‘Then don’t provoke me,’ said Kate. And then they fell back upon more peaceful details, and the hundred commissions which Lucy undertook so eagerly. I am not sure that Kate was quite certain of the sincerity of her self-sacrificing friend. She made a great many wise reflections on the subject when she had left her, and settled it with a philosophy unusual to her years.
‘She does not mean to be insincere,’ Kate mused to herself. ‘She does not understand. If there is nothing deeper in it, how can she help it? When the new people come, she will be quite sure she will not care for them; and then they will call, and she will change her mind. I suppose I will change my mind too. How queer people are! But, at all events, I don’t pretend to be better than I am.’ And with a little premonitory smart, feeling that her friend was already, in imagination, unfaithful, Kate walked home, looking tenderly at everything.
‘Oh! how lovely the sea is!’ she said to herself—‘how blue, and grey, and green, and all sorts of colours! I hope it will not be rough when we cross to-morrow. I wonder if the voyage from Southampton will be disagreeable, and how Ombra will stand it. Is Ombra really ill now, or is it only her mind? Of course she cannot turn round to my aunt and say it is her mind, or that the Berties had anything to do with it. I wonder what really happened that night; and I wonder which it is. She cannot be in love with them both at once, and they cannot be both in love with her, or they would not be such friends. I wonder—— but, there, I am doing nothing but wondering, and there are so many things that are queer. How beautiful that white headland is with a little light about it, as if the day had forgotten to carry all that belonged to it away! And perhaps I may never see it any more. Perhaps I may never come back to the Cottage, or the cliffs, or the sea. What a long time I have been here—and what a horrid disagreeable girl I was! I think I must be a little better now. I am not so impertinent, at all events, though I do like to meddle. I suppose I shall always like to meddle. Oh! I wonder how I shall feel when I go back again to Langton-Courtenay? I am eighteen past, and in three years I shall be able to do whatever I like. Lucy said a great lady—a great lady! I think, on the whole, I like the idea. It is so different from most other people. I shall not require to marry unless I please, or to do anything that is disagreeable. And if I don’t set the parish to rights! The poor folks shall be all as happy as the day is long,’ cried Kate to herself, with energy. ‘They shall have each a nice garden, and a bit of potato-ground, and grass for a cow. And what if I were to buy a quantity of those nice little Brittany cows when we are abroad? Auntie thinks they are the best. How comfortable everybody will be with a cow and a garden! But, oh dear! what a long time it will be first! and I don’t know if I shall ever see this dear Cottage, and the bay, and the headland, and all the cliffs and the landslips, and the ups and the downs again.’
‘Mees Katta, you vill catzh ze cold,’ said Francesca, coming briskly up to her. ‘It is not so beautiful this road, that you should take the long looks, and have the air so dull. Sorry, no, she is not sorry—my young lady is not sorry to go to see Italy, and ze mountains, and ze world—— ’
‘Not quite that, Francesca,’ said Kate; ‘but I have been so happy at the Cottage, and I was thinking what if I should never see it again!’
‘That is what you call non-sense,’ said Francesca. ‘Why should not Mademoiselle, who is verra young, comm back and zee all she lofs?
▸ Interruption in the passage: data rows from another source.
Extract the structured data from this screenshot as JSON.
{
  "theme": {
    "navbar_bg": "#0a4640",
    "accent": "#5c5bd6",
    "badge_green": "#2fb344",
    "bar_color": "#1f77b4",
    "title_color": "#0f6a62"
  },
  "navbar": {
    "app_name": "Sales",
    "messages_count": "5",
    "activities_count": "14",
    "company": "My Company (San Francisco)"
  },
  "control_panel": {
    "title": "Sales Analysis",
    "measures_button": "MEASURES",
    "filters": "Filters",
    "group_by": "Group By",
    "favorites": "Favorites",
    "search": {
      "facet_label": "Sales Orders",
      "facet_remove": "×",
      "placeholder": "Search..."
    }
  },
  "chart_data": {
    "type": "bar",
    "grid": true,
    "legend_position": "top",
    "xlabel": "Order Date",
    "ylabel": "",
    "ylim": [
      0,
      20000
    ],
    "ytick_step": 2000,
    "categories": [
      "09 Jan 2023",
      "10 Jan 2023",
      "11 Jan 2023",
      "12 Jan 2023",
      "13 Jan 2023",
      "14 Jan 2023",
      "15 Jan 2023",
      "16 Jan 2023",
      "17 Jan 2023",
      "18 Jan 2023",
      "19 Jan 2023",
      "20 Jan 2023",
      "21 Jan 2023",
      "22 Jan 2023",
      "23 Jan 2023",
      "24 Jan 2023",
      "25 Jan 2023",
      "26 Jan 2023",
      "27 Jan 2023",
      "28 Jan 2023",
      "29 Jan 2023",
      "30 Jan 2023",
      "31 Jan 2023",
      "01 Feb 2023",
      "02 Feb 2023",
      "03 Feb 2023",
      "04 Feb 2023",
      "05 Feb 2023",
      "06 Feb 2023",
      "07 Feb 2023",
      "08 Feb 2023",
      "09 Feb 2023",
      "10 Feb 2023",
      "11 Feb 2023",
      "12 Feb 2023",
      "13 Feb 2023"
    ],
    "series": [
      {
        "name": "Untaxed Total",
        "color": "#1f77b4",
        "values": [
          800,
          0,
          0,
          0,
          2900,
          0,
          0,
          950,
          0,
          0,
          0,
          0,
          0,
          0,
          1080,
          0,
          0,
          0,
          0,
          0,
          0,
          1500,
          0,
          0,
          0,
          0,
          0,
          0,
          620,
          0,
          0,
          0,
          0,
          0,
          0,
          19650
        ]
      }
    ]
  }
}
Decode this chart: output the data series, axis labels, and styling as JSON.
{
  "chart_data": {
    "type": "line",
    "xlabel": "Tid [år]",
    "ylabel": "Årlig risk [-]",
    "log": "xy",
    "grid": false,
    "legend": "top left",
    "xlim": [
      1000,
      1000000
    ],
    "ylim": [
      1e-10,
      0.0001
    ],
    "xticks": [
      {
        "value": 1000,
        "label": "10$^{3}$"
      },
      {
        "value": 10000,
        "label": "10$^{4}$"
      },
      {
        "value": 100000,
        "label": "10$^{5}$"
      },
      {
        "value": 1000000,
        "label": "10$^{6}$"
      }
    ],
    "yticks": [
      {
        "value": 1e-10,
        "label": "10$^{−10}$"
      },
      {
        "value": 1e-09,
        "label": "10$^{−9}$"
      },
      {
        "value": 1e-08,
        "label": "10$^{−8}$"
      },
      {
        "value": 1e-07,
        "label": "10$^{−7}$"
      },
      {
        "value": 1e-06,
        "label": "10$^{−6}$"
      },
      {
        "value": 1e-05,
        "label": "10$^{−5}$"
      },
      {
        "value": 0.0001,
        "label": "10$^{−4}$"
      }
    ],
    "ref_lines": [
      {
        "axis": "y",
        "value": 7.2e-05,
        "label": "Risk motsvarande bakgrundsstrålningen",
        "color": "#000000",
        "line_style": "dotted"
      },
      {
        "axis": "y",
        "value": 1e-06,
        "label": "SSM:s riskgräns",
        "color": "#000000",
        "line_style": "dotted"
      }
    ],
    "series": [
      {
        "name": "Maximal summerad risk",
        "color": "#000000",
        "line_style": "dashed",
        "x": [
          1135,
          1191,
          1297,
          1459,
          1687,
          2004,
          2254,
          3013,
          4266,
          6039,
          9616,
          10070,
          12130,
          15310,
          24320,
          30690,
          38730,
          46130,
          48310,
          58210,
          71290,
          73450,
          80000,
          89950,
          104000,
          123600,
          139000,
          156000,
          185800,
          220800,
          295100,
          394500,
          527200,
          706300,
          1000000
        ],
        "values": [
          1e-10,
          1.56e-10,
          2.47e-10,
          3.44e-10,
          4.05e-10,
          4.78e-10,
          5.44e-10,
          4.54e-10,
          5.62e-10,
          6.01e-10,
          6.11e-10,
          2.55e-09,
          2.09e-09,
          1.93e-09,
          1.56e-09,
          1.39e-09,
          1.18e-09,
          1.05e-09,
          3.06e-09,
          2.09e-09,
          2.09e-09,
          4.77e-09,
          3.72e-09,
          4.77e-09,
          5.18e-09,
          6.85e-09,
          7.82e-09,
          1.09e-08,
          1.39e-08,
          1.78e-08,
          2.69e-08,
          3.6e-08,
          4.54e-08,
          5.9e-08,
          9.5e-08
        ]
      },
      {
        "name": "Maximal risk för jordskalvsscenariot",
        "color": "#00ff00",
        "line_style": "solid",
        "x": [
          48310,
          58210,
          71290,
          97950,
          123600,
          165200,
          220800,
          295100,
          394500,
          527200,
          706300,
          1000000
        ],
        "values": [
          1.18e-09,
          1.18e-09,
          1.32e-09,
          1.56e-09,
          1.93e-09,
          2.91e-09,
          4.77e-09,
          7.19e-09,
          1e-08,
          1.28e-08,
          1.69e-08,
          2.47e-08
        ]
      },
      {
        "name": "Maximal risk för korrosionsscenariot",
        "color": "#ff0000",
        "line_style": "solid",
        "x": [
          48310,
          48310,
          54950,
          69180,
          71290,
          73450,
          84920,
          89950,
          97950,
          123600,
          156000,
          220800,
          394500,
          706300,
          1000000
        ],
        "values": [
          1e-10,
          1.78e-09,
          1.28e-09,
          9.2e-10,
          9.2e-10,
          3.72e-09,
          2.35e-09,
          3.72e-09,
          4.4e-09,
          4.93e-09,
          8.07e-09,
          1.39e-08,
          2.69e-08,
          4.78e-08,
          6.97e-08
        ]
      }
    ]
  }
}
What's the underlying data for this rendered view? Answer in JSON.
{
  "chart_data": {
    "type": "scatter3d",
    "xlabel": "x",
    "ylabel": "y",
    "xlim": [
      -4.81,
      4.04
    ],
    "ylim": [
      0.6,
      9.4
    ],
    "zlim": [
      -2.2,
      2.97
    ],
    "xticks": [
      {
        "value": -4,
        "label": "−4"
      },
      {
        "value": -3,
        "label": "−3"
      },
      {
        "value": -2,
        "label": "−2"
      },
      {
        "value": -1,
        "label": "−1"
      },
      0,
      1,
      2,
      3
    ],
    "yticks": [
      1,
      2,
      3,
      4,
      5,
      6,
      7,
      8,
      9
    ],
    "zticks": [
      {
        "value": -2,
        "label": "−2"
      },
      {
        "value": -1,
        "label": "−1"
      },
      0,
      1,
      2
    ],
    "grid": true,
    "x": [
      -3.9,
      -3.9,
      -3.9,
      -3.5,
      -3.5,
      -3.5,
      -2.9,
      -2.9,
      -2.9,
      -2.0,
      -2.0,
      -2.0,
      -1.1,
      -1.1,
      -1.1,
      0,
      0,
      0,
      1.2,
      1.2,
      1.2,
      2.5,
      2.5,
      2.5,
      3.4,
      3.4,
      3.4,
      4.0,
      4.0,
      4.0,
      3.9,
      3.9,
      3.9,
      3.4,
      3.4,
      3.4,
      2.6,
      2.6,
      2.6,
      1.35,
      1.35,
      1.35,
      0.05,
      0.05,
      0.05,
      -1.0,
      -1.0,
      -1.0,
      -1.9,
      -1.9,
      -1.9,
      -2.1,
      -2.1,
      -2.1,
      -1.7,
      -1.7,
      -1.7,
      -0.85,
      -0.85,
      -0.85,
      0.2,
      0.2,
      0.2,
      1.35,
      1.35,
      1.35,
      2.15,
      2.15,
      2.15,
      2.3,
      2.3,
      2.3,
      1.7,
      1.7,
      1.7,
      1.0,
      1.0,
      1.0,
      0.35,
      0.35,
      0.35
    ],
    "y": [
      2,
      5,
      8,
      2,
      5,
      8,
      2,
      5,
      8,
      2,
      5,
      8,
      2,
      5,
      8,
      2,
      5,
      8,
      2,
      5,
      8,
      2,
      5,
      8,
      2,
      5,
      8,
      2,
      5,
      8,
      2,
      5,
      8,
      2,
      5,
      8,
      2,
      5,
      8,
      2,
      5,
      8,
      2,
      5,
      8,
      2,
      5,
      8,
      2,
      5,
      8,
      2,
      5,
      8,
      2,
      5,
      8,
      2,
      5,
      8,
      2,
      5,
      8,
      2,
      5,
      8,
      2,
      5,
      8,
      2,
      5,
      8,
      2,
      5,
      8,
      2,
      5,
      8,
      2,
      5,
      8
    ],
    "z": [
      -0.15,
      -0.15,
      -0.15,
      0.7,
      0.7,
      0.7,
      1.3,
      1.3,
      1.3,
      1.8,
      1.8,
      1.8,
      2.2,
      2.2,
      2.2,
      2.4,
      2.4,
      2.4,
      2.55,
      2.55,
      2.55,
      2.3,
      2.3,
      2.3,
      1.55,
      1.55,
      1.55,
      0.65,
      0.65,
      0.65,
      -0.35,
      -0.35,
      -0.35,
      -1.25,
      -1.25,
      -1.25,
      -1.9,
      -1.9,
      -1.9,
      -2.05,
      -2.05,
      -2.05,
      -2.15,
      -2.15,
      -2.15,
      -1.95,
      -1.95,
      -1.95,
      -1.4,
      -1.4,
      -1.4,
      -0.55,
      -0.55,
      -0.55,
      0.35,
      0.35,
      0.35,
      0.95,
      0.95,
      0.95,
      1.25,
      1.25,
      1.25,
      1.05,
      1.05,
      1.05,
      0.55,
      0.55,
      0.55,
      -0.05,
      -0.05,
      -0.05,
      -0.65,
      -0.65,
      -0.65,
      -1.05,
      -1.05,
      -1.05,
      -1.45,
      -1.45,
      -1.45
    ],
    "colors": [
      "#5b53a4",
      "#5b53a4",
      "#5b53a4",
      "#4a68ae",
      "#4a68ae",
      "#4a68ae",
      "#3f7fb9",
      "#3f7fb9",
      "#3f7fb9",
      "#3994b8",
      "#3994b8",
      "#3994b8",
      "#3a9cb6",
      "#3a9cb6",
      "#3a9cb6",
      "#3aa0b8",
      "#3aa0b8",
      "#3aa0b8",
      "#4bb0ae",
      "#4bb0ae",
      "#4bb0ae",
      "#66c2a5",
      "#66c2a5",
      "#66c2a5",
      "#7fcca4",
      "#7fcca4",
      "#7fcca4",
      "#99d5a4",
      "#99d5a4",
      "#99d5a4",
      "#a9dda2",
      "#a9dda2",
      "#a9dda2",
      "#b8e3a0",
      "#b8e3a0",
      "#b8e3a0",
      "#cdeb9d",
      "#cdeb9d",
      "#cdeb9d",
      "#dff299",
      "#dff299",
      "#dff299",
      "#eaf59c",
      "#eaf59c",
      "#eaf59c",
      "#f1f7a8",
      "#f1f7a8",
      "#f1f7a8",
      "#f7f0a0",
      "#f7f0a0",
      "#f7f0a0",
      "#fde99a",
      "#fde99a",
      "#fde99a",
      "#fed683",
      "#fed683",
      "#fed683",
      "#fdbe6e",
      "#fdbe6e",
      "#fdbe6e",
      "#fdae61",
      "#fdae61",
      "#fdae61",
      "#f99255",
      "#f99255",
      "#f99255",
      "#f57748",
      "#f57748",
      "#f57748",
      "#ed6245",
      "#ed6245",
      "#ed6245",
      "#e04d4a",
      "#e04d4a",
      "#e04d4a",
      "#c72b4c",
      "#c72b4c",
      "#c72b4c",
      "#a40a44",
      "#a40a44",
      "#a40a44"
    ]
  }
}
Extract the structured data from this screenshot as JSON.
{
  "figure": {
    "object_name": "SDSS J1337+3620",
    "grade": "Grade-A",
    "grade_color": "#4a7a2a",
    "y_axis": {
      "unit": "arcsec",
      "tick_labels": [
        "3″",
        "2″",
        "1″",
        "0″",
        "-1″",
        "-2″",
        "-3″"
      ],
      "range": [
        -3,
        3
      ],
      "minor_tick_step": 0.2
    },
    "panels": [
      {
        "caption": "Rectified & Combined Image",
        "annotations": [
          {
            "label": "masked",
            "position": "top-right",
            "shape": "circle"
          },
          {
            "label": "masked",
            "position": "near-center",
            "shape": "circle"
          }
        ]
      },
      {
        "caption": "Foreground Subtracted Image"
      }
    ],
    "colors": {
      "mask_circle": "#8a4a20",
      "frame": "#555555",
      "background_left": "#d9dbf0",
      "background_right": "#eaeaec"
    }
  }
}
If it was an old, like me—but I think nothink, nothink of ze kind, for I always comms back, like what you call ze bad penny. This is pretty, but were you once to see Italy, Mees Katta, you never would think no more of this—never no more!’
‘Indeed, I should!’ cried Kate, indignantly; ‘and if this was the ugliest place in England, and your Italy as beautiful as heaven, I should still like this best.’
Francesca laughed, and shook her little brown head.
‘Wait till my young lady see,’ she said—‘wait till she see. The air is never damp like this, but sweet as heaven, as Mees Katta says; and the sea blue, all blue; you never see nozing like it. It makes you well, you English, only to see Italy. What does Mademoiselle say?’
‘Oh! do you think the change of air will cure Ombra?’ cried Kate.